(RxWiki News) Today is World AIDS Day, a special day to raise awareness about HIV and AIDS and to bring people together in the fight against the epidemic. This year's theme is "Focus, Partner, Achieve: An AIDS-Free Generation."
HIV, or the human immunodeficiency virus, attacks the immune system. Over time, HIV can weaken the immune system to the point that the body cannot fight off infections and disease. When that happens, HIV leads to AIDS, or acquired immunodeficiency syndrome.
The Centers for Disease Control and Prevention (CDC) reported the first cases of AIDS in 1981. Today, an estimated 35 million people worldwide are infected with HIV. In the United States, an estimated 1.2 million people are living with HIV, and almost 1 in 7 of those people don't know they are infected.
World AIDS Day highlights the global effort to reduce these numbers while recognizing the ongoing need to increase awareness and improve education about HIV and AIDS.
The number of new HIV infections each year in the US has fallen by more than two-thirds since the height of the epidemic in the 1980s. During that time, the number of new cases was about 130,000 per year. Today, it is around 50,000. Prevention efforts have kept these rates stable in recent years, the CDC says.
Since the late 1990s, treatment for HIV has improved significantly. While improved treatment has helped people with HIV live longer, healthier lives, it also means that many more people are living with HIV. According to the CDC, continued growth in the number of people with HIV might lead to more infections if prevention, care and treatment efforts are not targeted to those at greatest risk.
So, who's at greatest risk? In the US, the most affected group is gay or bisexual men. But heterosexuals and injection drug users are still significantly affected by HIV. While an estimated 63 percent of new HIV infections in 2010 occurred through male-to-male sex, a still substantial 25 percent of new infections occurred through heterosexual sex.
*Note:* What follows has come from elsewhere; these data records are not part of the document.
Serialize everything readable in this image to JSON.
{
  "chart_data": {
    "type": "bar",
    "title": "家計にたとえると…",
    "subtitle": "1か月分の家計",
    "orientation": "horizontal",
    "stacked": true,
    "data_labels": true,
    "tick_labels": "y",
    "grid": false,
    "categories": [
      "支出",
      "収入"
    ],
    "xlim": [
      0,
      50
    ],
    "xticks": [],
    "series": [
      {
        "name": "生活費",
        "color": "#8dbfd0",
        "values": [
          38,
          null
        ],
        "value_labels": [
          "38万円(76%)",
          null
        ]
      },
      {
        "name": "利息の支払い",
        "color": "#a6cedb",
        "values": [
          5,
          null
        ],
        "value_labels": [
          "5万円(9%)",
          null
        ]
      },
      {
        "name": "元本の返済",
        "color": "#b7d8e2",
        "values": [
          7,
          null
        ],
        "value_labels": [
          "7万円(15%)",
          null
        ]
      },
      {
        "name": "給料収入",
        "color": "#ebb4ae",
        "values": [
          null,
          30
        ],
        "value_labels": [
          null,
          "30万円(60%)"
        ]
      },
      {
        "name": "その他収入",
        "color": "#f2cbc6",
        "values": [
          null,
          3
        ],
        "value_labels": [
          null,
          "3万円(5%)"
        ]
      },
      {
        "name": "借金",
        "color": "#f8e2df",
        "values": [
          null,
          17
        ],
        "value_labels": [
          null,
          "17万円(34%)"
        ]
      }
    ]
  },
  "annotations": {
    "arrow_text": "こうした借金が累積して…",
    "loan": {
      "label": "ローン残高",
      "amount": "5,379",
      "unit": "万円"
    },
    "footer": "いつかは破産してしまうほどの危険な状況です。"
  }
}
Injection drug users represented about 8 percent of new infections.
Preventing the spread of HIV requires knowing how it is transmitted. According to AVERT, and international HIV and AIDS charity based in the UK, the three main ways HIV can be transmitted are through sex, through blood and from mother to child. Prevention methods address these three transmission routes.
Methods to prevent HIV transmission through sex include condom use and safer sex education. To stop the spread of HIV through blood, prevention efforts focus on screening blood products and reducing needle sharing.
Another key component of HIV prevention efforts is treatment. Treatment as prevention has been used to reduce the risk of mothers passing HIV to their babies. Antiretroviral therapy can reduce the amount of HIV in a patient's blood and thus lower the likelihood that the virus will be passed on to someone else. A type of HIV treatment known as pre-exposure prophylaxis can also lower the risk of transmission among people who might be exposed to HIV, such as someone whose partner has HIV.
The organizers of World AIDS Day want to improve public understanding of how HIV is transmitted, how it can be prevented and the reality of living with HIV today. Their hope is that this knowledge will lead people to take care of their own health, as well as the health of others.
World AIDS Day may be just one day, but the organizers stress the need for awareness and fundraising efforts to continue year-round.